Les parents de Maria Nooke lui ont enseigné qu'il fallait assumer ses convictions. „Réfléchissez à ce que vous faites, à ce que vous dites, et assumez-le.“ Elle n’adhéra pas aux jeunesses socialistes (FDJ), refusa de participer au rite de la Jugendweihe et s'opposa à l'apprentissage du maniement des armes pendant la formation prémilitaire. C’est tête haute qu’elle voulait vivre en chrétienne dans ce pays.

Sa voie professionnelle au sein de l'Église semblait être toute tracée, même si dans un premier temps, elle ne voulait pas la suivre. „Je pouvais y satisfaire mes intérêts sans devoir me soumettre politiquement.“ À partir de 1985, elle travailla avec les enfants et les jeunes de la paroisse de sa ville natale de Forst. Elle fonda aussi à cette époque le groupe pacifiste œcuménique de la région.
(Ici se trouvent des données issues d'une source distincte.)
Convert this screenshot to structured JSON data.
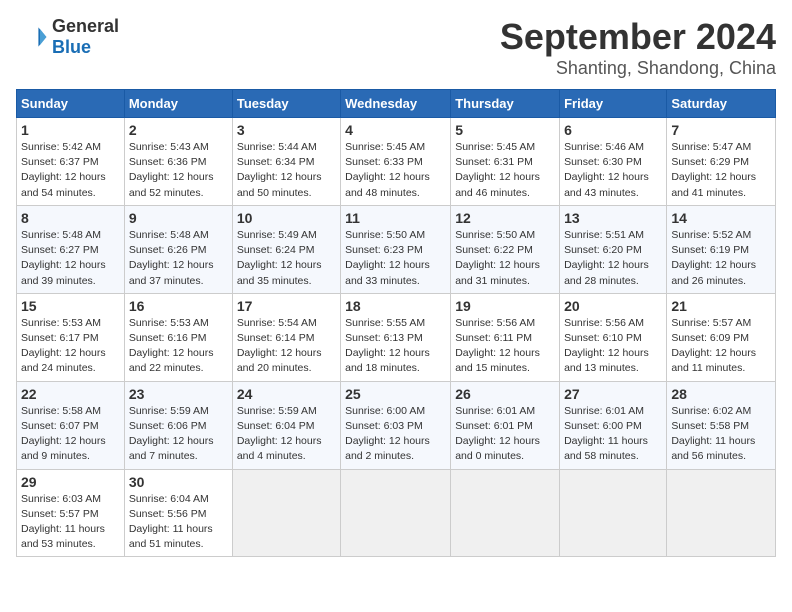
{
  "logo": {
    "line1": "General",
    "line2": "Blue"
  },
  "header": {
    "month": "September 2024",
    "location": "Shanting, Shandong, China"
  },
  "weekdays": [
    "Sunday",
    "Monday",
    "Tuesday",
    "Wednesday",
    "Thursday",
    "Friday",
    "Saturday"
  ],
  "weeks": [
    [
      {
        "day": "1",
        "info": "Sunrise: 5:42 AM\nSunset: 6:37 PM\nDaylight: 12 hours\nand 54 minutes."
      },
      {
        "day": "2",
        "info": "Sunrise: 5:43 AM\nSunset: 6:36 PM\nDaylight: 12 hours\nand 52 minutes."
      },
      {
        "day": "3",
        "info": "Sunrise: 5:44 AM\nSunset: 6:34 PM\nDaylight: 12 hours\nand 50 minutes."
      },
      {
        "day": "4",
        "info": "Sunrise: 5:45 AM\nSunset: 6:33 PM\nDaylight: 12 hours\nand 48 minutes."
      },
      {
        "day": "5",
        "info": "Sunrise: 5:45 AM\nSunset: 6:31 PM\nDaylight: 12 hours\nand 46 minutes."
      },
      {
        "day": "6",
        "info": "Sunrise: 5:46 AM\nSunset: 6:30 PM\nDaylight: 12 hours\nand 43 minutes."
      },
      {
        "day": "7",
        "info": "Sunrise: 5:47 AM\nSunset: 6:29 PM\nDaylight: 12 hours\nand 41 minutes."
      }
    ],
    [
      {
        "day": "8",
        "info": "Sunrise: 5:48 AM\nSunset: 6:27 PM\nDaylight: 12 hours\nand 39 minutes."
      },
      {
        "day": "9",
        "info": "Sunrise: 5:48 AM\nSunset: 6:26 PM\nDaylight: 12 hours\nand 37 minutes."
      },
      {
        "day": "10",
        "info": "Sunrise: 5:49 AM\nSunset: 6:24 PM\nDaylight: 12 hours\nand 35 minutes."
      },
      {
        "day": "11",
        "info": "Sunrise: 5:50 AM\nSunset: 6:23 PM\nDaylight: 12 hours\nand 33 minutes."
      },
      {
        "day": "12",
        "info": "Sunrise: 5:50 AM\nSunset: 6:22 PM\nDaylight: 12 hours\nand 31 minutes."
      },
      {
        "day": "13",
        "info": "Sunrise: 5:51 AM\nSunset: 6:20 PM\nDaylight: 12 hours\nand 28 minutes."
      },
      {
        "day": "14",
        "info": "Sunrise: 5:52 AM\nSunset: 6:19 PM\nDaylight: 12 hours\nand 26 minutes."
      }
    ],
    [
      {
        "day": "15",
        "info": "Sunrise: 5:53 AM\nSunset: 6:17 PM\nDaylight: 12 hours\nand 24 minutes."
      },
      {
        "day": "16",
        "info": "Sunrise: 5:53 AM\nSunset: 6:16 PM\nDaylight: 12 hours\nand 22 minutes."
      },
      {
        "day": "17",
        "info": "Sunrise: 5:54 AM\nSunset: 6:14 PM\nDaylight: 12 hours\nand 20 minutes."
      },
      {
        "day": "18",
        "info": "Sunrise: 5:55 AM\nSunset: 6:13 PM\nDaylight: 12 hours\nand 18 minutes."
      },
      {
        "day": "19",
        "info": "Sunrise: 5:56 AM\nSunset: 6:11 PM\nDaylight: 12 hours\nand 15 minutes."
      },
      {
        "day": "20",
        "info": "Sunrise: 5:56 AM\nSunset: 6:10 PM\nDaylight: 12 hours\nand 13 minutes."
      },
      {
        "day": "21",
        "info": "Sunrise: 5:57 AM\nSunset: 6:09 PM\nDaylight: 12 hours\nand 11 minutes."
      }
    ],
    [
      {
        "day": "22",
        "info": "Sunrise: 5:58 AM\nSunset: 6:07 PM\nDaylight: 12 hours\nand 9 minutes."
      },
      {
        "day": "23",
        "info": "Sunrise: 5:59 AM\nSunset: 6:06 PM\nDaylight: 12 hours\nand 7 minutes."
      },
      {
        "day": "24",
        "info": "Sunrise: 5:59 AM\nSunset: 6:04 PM\nDaylight: 12 hours\nand 4 minutes."
      },
      {
        "day": "25",
        "info": "Sunrise: 6:00 AM\nSunset: 6:03 PM\nDaylight: 12 hours\nand 2 minutes."
      },
      {
        "day": "26",
        "info": "Sunrise: 6:01 AM\nSunset: 6:01 PM\nDaylight: 12 hours\nand 0 minutes."
      },
      {
        "day": "27",
        "info": "Sunrise: 6:01 AM\nSunset: 6:00 PM\nDaylight: 11 hours\nand 58 minutes."
      },
      {
        "day": "28",
        "info": "Sunrise: 6:02 AM\nSunset: 5:58 PM\nDaylight: 11 hours\nand 56 minutes."
      }
    ],
    [
      {
        "day": "29",
        "info": "Sunrise: 6:03 AM\nSunset: 5:57 PM\nDaylight: 11 hours\nand 53 minutes."
      },
      {
        "day": "30",
        "info": "Sunrise: 6:04 AM\nSunset: 5:56 PM\nDaylight: 11 hours\nand 51 minutes."
      },
      {
        "day": "",
        "info": ""
      },
      {
        "day": "",
        "info": ""
      },
      {
        "day": "",
        "info": ""
      },
      {
        "day": "",
        "info": ""
      },
      {
        "day": "",
        "info": ""
      }
    ]
  ]
}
En 1987, un concert de Freya Klier et Stephan Krawczyk devait avoir lieu dans les environs de Forst. Comme les deux artistes étaient interdits de scène en RDA, ils ne pouvaient se produire que dans les remparts de l'Église. La Stasi effectua des contrôles d'identité dès l'arrivée dans la commune, nota les numéros d'immatriculation et fit pression pendant des heures sur le conseil ecclésiastique. Devant une assemblée comble, l'Inspecteur ecclésiastique général informa le public que le concert n'aurait pas lieu et qu'il avait pris cette décision sans pression aucune de la part de l'État. Un sentiment d'impuissance submergea alors Maria Nooke, choquée par ce mensonge et par l’ingérence de l'État dans les affaires de l'Église. „Le point de non-retour avait été atteint. On ne pouvait pas se laisser faire.“

Elle fonda en janvier 1988, avec son mari, le physicien Günter Nooke, les pasteurs Bodo Grützner et Michael Moogk, la revue Aufbruch. Comme l'État ne tolérait pas ce genre de publications, ils font passer la revue pour du matériel d'information interne à l’Eglise. Cette publication, qui était au départ tirée à 50 exemplaires et couvrant surtout des sujets régionaux, comme le déplacement des populations pour faire place à l'exploitation du lignite et en corollaire la destruction de l'environnement, prit vite une importance nationale. Aufbruch rapportera l'interdiction de la revue Sputnik, les arrestations à Berlin avant et pendant la manifestation commémorative pour Rosa Luxemburg et Karl Liebknecht et informera sur la démocratie et les droits de l'homme. La Stasi ne parviendra pas à empêcher ces activités, même à coups d'amendes, que les membres du comité de rédaction, surveillés de près, s'étaient vu infliger. L'un des points de diffusion de la revue était la Bibliothèque de l'environnement de Berlin.

Informer les gens pour qu'ils puissent se forger leur propre opinion, c'est ce à quoi Maria Nooke s’emploie toujours. Depuis 2009, elle dirige la fondation du Mur de Berlin (Stiftung Berliner Mauer).